In summary: Columbus, an annoying World of Warcraft geek whose fear of zombies is only surpassed by his fear of everything else, meets Tallahassee, who kills stuff good, in a world where the dead have risen from the grave (a condition that is mentioned only briefly as having something to do with a contaminated hamburger). They run into Wichita and her younger sister Little Rock (Abigail Breslin), a pair of grifters whose survival strategy involves waiting in the back of a zombie-infested supermarket with an elaborate con prepared in case the only other two people in the world happen by. After some initial unpleasantness, they agree to join forces, so that they can go to an amusement park. Along the way, they kill a bunch of stuff, not because they are ever in any particular danger, but because, you know, killing stuff is fun.

So what about the killing stuff parts? Did the Fleischer put in Romero's creative effort? Well, it's tough to say, because after a few good gory scenes at the beginning, he chooses to cut away from, for example, Tallahassee surrounded by what seems an unstoppable horde of living dead, and return only after the action is over, to a pile of the newly re-deadified.

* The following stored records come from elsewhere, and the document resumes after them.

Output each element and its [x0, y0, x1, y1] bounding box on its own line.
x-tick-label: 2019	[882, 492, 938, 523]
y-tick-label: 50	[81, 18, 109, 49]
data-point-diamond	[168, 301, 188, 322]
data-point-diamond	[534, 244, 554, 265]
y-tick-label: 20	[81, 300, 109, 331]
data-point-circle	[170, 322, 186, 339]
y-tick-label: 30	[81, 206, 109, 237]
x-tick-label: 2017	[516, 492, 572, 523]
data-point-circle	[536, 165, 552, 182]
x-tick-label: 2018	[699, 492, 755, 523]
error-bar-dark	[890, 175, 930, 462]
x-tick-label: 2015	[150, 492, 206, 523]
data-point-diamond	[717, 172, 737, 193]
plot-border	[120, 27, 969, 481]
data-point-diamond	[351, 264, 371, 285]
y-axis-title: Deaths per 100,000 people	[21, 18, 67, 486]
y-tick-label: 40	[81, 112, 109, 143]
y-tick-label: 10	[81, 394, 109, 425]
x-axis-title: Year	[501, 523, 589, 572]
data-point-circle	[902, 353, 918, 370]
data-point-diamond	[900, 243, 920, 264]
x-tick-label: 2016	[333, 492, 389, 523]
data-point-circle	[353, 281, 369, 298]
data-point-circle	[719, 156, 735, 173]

More attention is paid to the gleeful and meaningless destruction of a roadside gift store than to, say, the killing of a zombie with a set of gardening shears, which is left to the imagination. Fans of zombie killing would be better served by finding a copy of the 2009 Norwegian flick Dead Snow, a formulaic account of a group of attractive young people who go out into the woods and meet up with a bunch of undead Nazis. That movie at least has the decency to kill off its annoying lead characters, and manages to get the gore part right and be funny at the same time. Anyway, over the course of Zombieland, Columbus learns a number of valuable life lessons, such as "Nut up or shut up," and "Enjoy the little things," culminating in the movie's cloying moral: "Without other people, you might as well be a zombie." Given the characters thorough lack of human emotion and redeeming qualities, it would be tough to tell the difference.